Abstract: Magnetism Beyond the XY Paradigm in Monolayer CrCl₃
The emergence of magnetic order in monolayer van der Waals (vdW) materials has opened a new experimental platform for revisiting fundamental predictions of low-dimensional spin models. In particular, chromium trihalides provide a tunable family of layered magnets in which magnetic anisotropy evolves systematically from out-of-plane (CrI₃, CrBr₃) to in-plane (CrCl₃), enabling access to the two-dimensional XY limit. Recent reports of XY-type critical scaling in CrCl₃ near the transition temperature (TKT) suggest that this material may host Berezinskii–Kosterlitz–Thouless (BKT) physics, including topological spin textures and spin superfluidity.

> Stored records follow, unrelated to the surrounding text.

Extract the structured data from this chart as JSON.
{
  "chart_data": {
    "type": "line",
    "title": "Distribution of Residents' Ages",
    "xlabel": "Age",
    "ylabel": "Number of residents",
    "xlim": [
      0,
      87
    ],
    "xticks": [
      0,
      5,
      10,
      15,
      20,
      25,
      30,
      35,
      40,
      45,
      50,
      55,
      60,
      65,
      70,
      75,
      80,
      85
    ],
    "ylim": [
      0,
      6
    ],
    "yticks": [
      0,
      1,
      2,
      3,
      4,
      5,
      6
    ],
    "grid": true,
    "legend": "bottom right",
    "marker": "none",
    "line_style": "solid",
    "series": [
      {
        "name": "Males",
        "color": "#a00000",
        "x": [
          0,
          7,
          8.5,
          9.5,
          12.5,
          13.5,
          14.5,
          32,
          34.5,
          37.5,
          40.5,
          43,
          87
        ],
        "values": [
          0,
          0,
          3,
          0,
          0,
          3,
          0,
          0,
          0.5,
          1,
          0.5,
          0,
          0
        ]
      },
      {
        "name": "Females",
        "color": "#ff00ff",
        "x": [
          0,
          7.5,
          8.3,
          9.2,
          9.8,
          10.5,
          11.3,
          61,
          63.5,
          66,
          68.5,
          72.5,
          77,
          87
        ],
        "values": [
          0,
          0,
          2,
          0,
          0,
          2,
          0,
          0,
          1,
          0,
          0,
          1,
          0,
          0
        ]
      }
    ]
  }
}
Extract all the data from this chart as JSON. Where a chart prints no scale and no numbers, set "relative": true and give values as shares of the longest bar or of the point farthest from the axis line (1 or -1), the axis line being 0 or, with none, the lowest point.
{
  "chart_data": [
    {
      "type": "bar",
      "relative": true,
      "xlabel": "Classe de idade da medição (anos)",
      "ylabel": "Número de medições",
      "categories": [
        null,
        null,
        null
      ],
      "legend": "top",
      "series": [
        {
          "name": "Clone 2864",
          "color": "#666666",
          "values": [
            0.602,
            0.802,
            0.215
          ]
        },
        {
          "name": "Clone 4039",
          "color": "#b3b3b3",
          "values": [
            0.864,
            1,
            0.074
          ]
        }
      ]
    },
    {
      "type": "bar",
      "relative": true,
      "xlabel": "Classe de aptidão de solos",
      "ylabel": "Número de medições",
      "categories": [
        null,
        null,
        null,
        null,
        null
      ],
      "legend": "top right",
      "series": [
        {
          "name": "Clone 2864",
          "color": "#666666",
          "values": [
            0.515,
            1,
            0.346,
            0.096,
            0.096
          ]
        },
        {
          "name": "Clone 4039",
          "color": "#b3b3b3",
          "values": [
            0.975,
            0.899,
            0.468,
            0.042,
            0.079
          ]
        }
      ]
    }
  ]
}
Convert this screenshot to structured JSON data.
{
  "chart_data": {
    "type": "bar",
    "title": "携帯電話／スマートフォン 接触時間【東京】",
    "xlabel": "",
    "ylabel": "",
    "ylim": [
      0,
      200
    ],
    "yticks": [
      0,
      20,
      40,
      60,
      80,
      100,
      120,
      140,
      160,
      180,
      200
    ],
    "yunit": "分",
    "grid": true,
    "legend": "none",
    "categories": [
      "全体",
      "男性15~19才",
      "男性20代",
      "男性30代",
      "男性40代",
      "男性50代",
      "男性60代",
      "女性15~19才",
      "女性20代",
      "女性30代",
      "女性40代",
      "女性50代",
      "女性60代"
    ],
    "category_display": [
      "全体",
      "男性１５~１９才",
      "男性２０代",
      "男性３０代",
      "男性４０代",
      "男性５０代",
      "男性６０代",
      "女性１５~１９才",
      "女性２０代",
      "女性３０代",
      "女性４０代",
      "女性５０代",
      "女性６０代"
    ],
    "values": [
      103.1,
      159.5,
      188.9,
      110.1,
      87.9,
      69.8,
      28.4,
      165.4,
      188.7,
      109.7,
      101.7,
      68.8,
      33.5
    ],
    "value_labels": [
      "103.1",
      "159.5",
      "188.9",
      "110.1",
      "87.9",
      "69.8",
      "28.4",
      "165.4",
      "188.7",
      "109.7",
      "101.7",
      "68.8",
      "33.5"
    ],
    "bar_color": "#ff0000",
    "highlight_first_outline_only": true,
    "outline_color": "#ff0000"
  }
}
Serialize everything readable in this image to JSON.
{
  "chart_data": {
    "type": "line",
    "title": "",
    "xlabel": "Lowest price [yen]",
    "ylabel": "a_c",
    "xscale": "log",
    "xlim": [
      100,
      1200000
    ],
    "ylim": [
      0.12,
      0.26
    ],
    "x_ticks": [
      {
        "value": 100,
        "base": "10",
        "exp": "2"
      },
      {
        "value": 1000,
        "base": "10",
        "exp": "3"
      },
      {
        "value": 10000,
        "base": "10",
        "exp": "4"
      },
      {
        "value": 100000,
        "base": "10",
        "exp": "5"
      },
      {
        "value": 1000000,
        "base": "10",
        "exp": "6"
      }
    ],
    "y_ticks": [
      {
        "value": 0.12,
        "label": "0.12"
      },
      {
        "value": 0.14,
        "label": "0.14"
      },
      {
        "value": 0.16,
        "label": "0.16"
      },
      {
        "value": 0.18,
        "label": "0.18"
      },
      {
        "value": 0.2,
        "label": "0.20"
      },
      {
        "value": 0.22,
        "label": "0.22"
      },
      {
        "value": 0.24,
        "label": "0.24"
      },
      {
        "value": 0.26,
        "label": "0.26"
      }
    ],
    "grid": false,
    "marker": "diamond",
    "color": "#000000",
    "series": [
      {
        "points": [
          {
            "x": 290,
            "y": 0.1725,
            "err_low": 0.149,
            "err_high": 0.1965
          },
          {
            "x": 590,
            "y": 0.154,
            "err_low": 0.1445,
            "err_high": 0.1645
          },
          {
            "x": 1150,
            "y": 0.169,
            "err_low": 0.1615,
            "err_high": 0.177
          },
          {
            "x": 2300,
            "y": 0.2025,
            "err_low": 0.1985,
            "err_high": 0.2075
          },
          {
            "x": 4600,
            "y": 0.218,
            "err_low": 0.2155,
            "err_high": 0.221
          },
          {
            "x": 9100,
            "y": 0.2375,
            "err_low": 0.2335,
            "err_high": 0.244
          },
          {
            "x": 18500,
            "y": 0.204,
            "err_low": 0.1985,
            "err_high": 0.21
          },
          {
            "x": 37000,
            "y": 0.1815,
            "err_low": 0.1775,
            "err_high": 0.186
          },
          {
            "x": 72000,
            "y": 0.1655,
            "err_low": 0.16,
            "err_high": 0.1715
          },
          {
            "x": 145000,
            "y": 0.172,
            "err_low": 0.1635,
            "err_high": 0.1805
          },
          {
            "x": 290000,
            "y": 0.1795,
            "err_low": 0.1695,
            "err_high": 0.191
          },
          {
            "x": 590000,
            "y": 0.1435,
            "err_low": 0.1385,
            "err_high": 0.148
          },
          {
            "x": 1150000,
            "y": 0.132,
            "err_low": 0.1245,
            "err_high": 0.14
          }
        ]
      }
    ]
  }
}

Here, we realise monolayer CrCl₃ under ultra-high vacuum conditions, forming well-defined vdW interfaces suitable for surface-sensitive probes. Using X-ray magnetic circular dichroism (XMCD), we directly probe the magnetic anisotropy and ordering in the monolayer limit, confirming a strong preference for in-plane spin alignment consistent with XY behaviour. Despite the expected vanishingly small in-plane anisotropy, we observe robust magnetic signals that persist after the application of magnetic fields and at temperatures above TKT. These observations indicate deviations from the ideal XY model in the thermodynamic limit, highlighting the role of finite-size effects, slow spin dynamics, or residual symmetry-breaking interactions in stabilising magnetic correlations. Our results establish monolayer CrCl₃ as a promising platform for exploring two-dimensional magnetism and provide important constraints on the realisation of BKT physics in experimental vdW systems.